RESIDENTS in one Cotswold village commemorating the 100th anniversary of the First World War have every reason to believe 13 is their lucky number.

People in Upper Slaughter can be doubly thankful that the village is one of 13 across Britain whose menfolk returned neither killed nor injured after both the First and the Second World Wars.

Twenty five left to fight in the First World War and 36 fought in the Second World War and they all returned without injury.

Villagers also escaped injury after a cluster of incendiary bombs were dropped on the Upper Slaughter on February 4, 1944.

Lifelong Upper Slaughter resident Tony Collett, aged 83, remembers the day the bombs fell - and even has one of the unexploded devices, now made safe, in his living room to remember what took place.

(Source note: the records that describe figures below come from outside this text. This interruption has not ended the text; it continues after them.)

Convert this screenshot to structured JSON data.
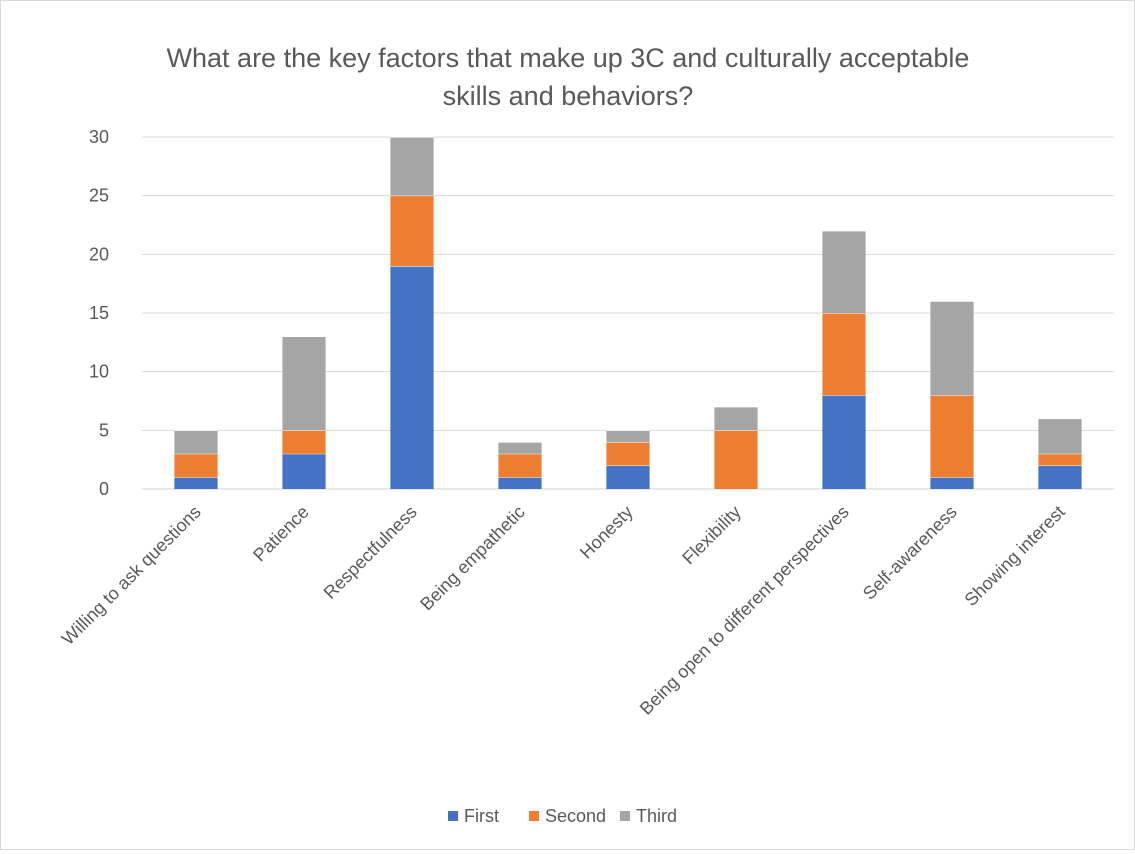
{
  "chart_data": {
    "type": "bar",
    "stacked": true,
    "title_lines": [
      "What are the key factors that make up 3C and culturally acceptable",
      "skills and behaviors?"
    ],
    "categories": [
      "Willing to ask questions",
      "Patience",
      "Respectfulness",
      "Being empathetic",
      "Honesty",
      "Flexibility",
      "Being open to different perspectives",
      "Self-awareness",
      "Showing interest"
    ],
    "series": [
      {
        "name": "First",
        "color": "#4472c4",
        "values": [
          1,
          3,
          19,
          1,
          2,
          0,
          8,
          1,
          2
        ]
      },
      {
        "name": "Second",
        "color": "#ed7d31",
        "values": [
          2,
          2,
          6,
          2,
          2,
          5,
          7,
          7,
          1
        ]
      },
      {
        "name": "Third",
        "color": "#a5a5a5",
        "values": [
          2,
          8,
          5,
          1,
          1,
          2,
          7,
          8,
          3
        ]
      }
    ],
    "ylim": [
      0,
      30
    ],
    "yticks": [
      0,
      5,
      10,
      15,
      20,
      25,
      30
    ],
    "grid": true,
    "legend_position": "bottom"
  }
}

He said: “We were very lucky. The incendiary bombs hit many barns and homes which caught fire but no-one was injured.

"They came down at about 5am in the morning and me and my sister, who were being looked after by our housekeeper, just went out and helped everyone else put the fires out.”

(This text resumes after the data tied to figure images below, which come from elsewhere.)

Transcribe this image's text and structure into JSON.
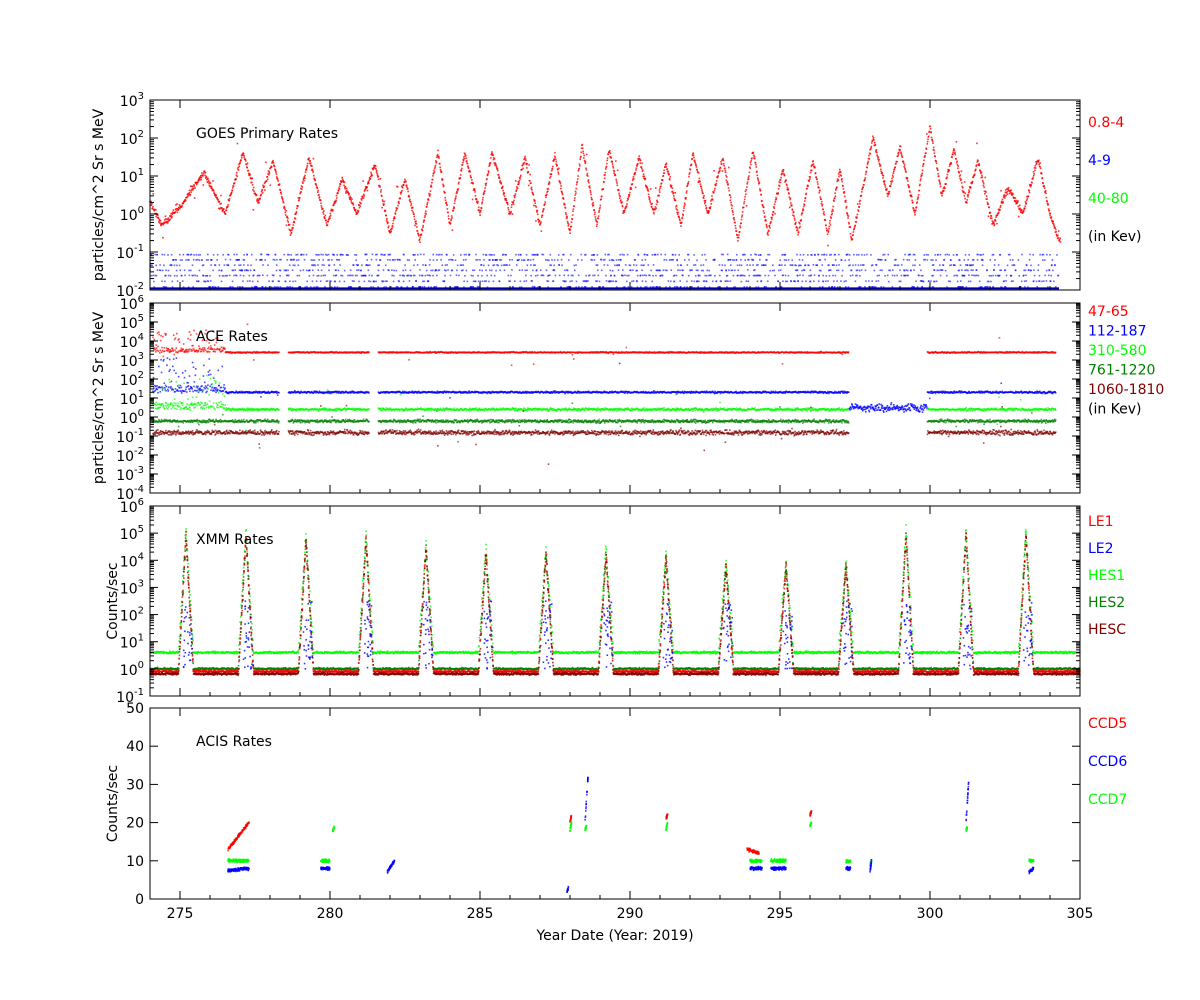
{
  "figure": {
    "xlabel": "Year Date (Year: 2019)",
    "xlim": [
      274,
      305
    ],
    "xticks": [
      275,
      280,
      285,
      290,
      295,
      300,
      305
    ]
  },
  "chart_data": [
    {
      "type": "scatter",
      "title": "GOES Primary Rates",
      "ylabel": "particles/cm^2 Sr s MeV",
      "yscale": "log",
      "ylim_exp": [
        -2,
        3
      ],
      "yticks_exp": [
        -2,
        -1,
        0,
        1,
        2,
        3
      ],
      "legend": [
        {
          "label": "0.8-4",
          "color": "#ff0000"
        },
        {
          "label": "4-9",
          "color": "#0000ff"
        },
        {
          "label": "40-80",
          "color": "#00ff00"
        },
        {
          "label": "(in Kev)",
          "color": "#000000"
        }
      ],
      "series": [
        {
          "name": "0.8-4",
          "color": "#ff0000",
          "x": [
            274.0,
            274.4,
            275.0,
            275.8,
            276.5,
            277.1,
            277.6,
            278.1,
            278.7,
            279.3,
            279.9,
            280.4,
            280.9,
            281.5,
            282.0,
            282.5,
            283.0,
            283.6,
            284.0,
            284.5,
            285.0,
            285.4,
            286.0,
            286.5,
            287.0,
            287.5,
            288.0,
            288.4,
            288.9,
            289.3,
            289.8,
            290.3,
            290.8,
            291.2,
            291.7,
            292.1,
            292.6,
            293.1,
            293.6,
            294.1,
            294.6,
            295.1,
            295.6,
            296.1,
            296.6,
            297.0,
            297.4,
            298.1,
            298.6,
            299.0,
            299.5,
            300.0,
            300.4,
            300.8,
            301.2,
            301.6,
            302.1,
            302.6,
            303.1,
            303.6,
            304.0,
            304.3
          ],
          "y": [
            2,
            0.5,
            1.5,
            12,
            1,
            40,
            2,
            25,
            0.3,
            30,
            0.5,
            8,
            1,
            20,
            0.3,
            8,
            0.2,
            40,
            0.5,
            40,
            1,
            40,
            1,
            30,
            0.5,
            35,
            0.3,
            60,
            0.5,
            50,
            1,
            30,
            1,
            20,
            0.5,
            40,
            1,
            30,
            0.2,
            50,
            0.3,
            15,
            0.3,
            25,
            0.3,
            15,
            0.2,
            100,
            3,
            60,
            1,
            200,
            3,
            50,
            2,
            25,
            0.5,
            5,
            1,
            30,
            1,
            0.2
          ]
        },
        {
          "name": "4-9",
          "color": "#0000ff",
          "levels": [
            0.012,
            0.017,
            0.024,
            0.033,
            0.045,
            0.062,
            0.085
          ],
          "baseline": 0.011
        }
      ]
    },
    {
      "type": "scatter",
      "title": "ACE Rates",
      "ylabel": "particles/cm^2 Sr s MeV",
      "yscale": "log",
      "ylim_exp": [
        -4,
        6
      ],
      "yticks_exp": [
        -4,
        -3,
        -2,
        -1,
        0,
        1,
        2,
        3,
        4,
        5,
        6
      ],
      "legend": [
        {
          "label": "47-65",
          "color": "#ff0000"
        },
        {
          "label": "112-187",
          "color": "#0000ff"
        },
        {
          "label": "310-580",
          "color": "#00ff00"
        },
        {
          "label": "761-1220",
          "color": "#007f00"
        },
        {
          "label": "1060-1810",
          "color": "#7f0000"
        },
        {
          "label": "(in Kev)",
          "color": "#000000"
        }
      ],
      "series": [
        {
          "name": "47-65",
          "color": "#ff0000",
          "level": 2500,
          "spread": 0.05
        },
        {
          "name": "112-187",
          "color": "#0000ff",
          "level": 20,
          "spread": 0.08
        },
        {
          "name": "310-580",
          "color": "#00ff00",
          "level": 2.5,
          "spread": 0.1
        },
        {
          "name": "761-1220",
          "color": "#007f00",
          "level": 0.6,
          "spread": 0.12
        },
        {
          "name": "1060-1810",
          "color": "#7f0000",
          "level": 0.15,
          "spread": 0.18
        }
      ],
      "gaps": [
        [
          278.3,
          278.6
        ],
        [
          281.3,
          281.6
        ],
        [
          297.3,
          299.9
        ]
      ],
      "end": 304.2,
      "disturbed": {
        "x": [
          297.3,
          299.9
        ],
        "value": 3
      }
    },
    {
      "type": "scatter",
      "title": "XMM Rates",
      "ylabel": "Counts/sec",
      "yscale": "log",
      "ylim_exp": [
        -1,
        6
      ],
      "yticks_exp": [
        -1,
        0,
        1,
        2,
        3,
        4,
        5,
        6
      ],
      "legend": [
        {
          "label": "LE1",
          "color": "#ff0000"
        },
        {
          "label": "LE2",
          "color": "#0000ff"
        },
        {
          "label": "HES1",
          "color": "#00ff00"
        },
        {
          "label": "HES2",
          "color": "#007f00"
        },
        {
          "label": "HESC",
          "color": "#7f0000"
        }
      ],
      "series": [
        {
          "name": "HES1",
          "color": "#00ff00",
          "level": 4
        },
        {
          "name": "HES2",
          "color": "#007f00",
          "level": 1.0
        },
        {
          "name": "LE1",
          "color": "#ff0000",
          "level": 0.8
        },
        {
          "name": "HESC",
          "color": "#7f0000",
          "level": 0.65
        }
      ],
      "spikes": {
        "x": [
          275.2,
          277.2,
          279.2,
          281.2,
          283.2,
          285.2,
          287.2,
          289.2,
          291.2,
          293.2,
          295.2,
          297.2,
          299.2,
          301.2,
          303.2
        ],
        "peak": [
          150000,
          150000,
          100000,
          100000,
          50000,
          30000,
          30000,
          30000,
          20000,
          10000,
          10000,
          10000,
          150000,
          150000,
          150000
        ]
      }
    },
    {
      "type": "scatter",
      "title": "ACIS Rates",
      "ylabel": "Counts/sec",
      "yscale": "linear",
      "ylim": [
        0,
        50
      ],
      "yticks": [
        0,
        10,
        20,
        30,
        40,
        50
      ],
      "legend": [
        {
          "label": "CCD5",
          "color": "#ff0000"
        },
        {
          "label": "CCD6",
          "color": "#0000ff"
        },
        {
          "label": "CCD7",
          "color": "#00ff00"
        }
      ],
      "series": [
        {
          "name": "CCD5",
          "color": "#ff0000",
          "segments": [
            [
              276.6,
              277.3,
              13,
              20
            ],
            [
              288.0,
              288.05,
              20,
              22
            ],
            [
              291.2,
              291.25,
              21,
              22
            ],
            [
              293.9,
              294.3,
              13,
              12
            ],
            [
              296.0,
              296.05,
              22,
              23
            ]
          ]
        },
        {
          "name": "CCD7",
          "color": "#00ff00",
          "segments": [
            [
              276.6,
              277.3,
              10,
              10
            ],
            [
              279.7,
              280.0,
              10,
              10
            ],
            [
              280.1,
              280.15,
              18,
              19
            ],
            [
              288.0,
              288.05,
              18,
              20
            ],
            [
              288.5,
              288.55,
              18,
              19
            ],
            [
              291.2,
              291.25,
              18,
              20
            ],
            [
              294.0,
              294.4,
              10,
              10
            ],
            [
              294.7,
              295.2,
              10,
              10
            ],
            [
              296.0,
              296.05,
              19,
              20
            ],
            [
              297.2,
              297.35,
              10,
              10
            ],
            [
              298.0,
              298.05,
              9,
              10
            ],
            [
              301.2,
              301.25,
              18,
              19
            ],
            [
              303.3,
              303.45,
              10,
              10
            ]
          ]
        },
        {
          "name": "CCD6",
          "color": "#0000ff",
          "segments": [
            [
              276.6,
              277.3,
              7.5,
              8
            ],
            [
              279.7,
              280.0,
              8,
              8
            ],
            [
              281.9,
              282.15,
              7,
              10
            ],
            [
              287.9,
              287.95,
              2,
              3
            ],
            [
              288.5,
              288.6,
              20,
              32
            ],
            [
              294.0,
              294.4,
              8,
              8
            ],
            [
              294.7,
              295.2,
              8,
              8
            ],
            [
              297.2,
              297.35,
              8,
              8
            ],
            [
              298.0,
              298.05,
              7,
              10
            ],
            [
              301.2,
              301.3,
              20,
              32
            ],
            [
              303.3,
              303.45,
              7,
              8
            ]
          ]
        }
      ]
    }
  ]
}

He said a lot of the bombs failed to go off so villagers emptied the gun power out of them and kept them as mementoes.

Mr Collett’s father, George, served in both wars as a Quarter Master Sergeant in the First World War in the Gloucestershire Regiment and later in the Royal Artillery as a Battery Sergeant Major.

Mr Collett, who is a parish councillor and still works in the family building firm FW Collett and Son Ltd which was started by his grandfather in1890, said Upper Slaughter would be marking the centenary of the end of the war, rather than the start.

“We decided we would not celebrate the beginning of the First World War. We would rather celebrate the end," he said.

Men from about 16,000 villages across England and Wales fought in the Great War.

It is believed only those from 51 villages all came back alive.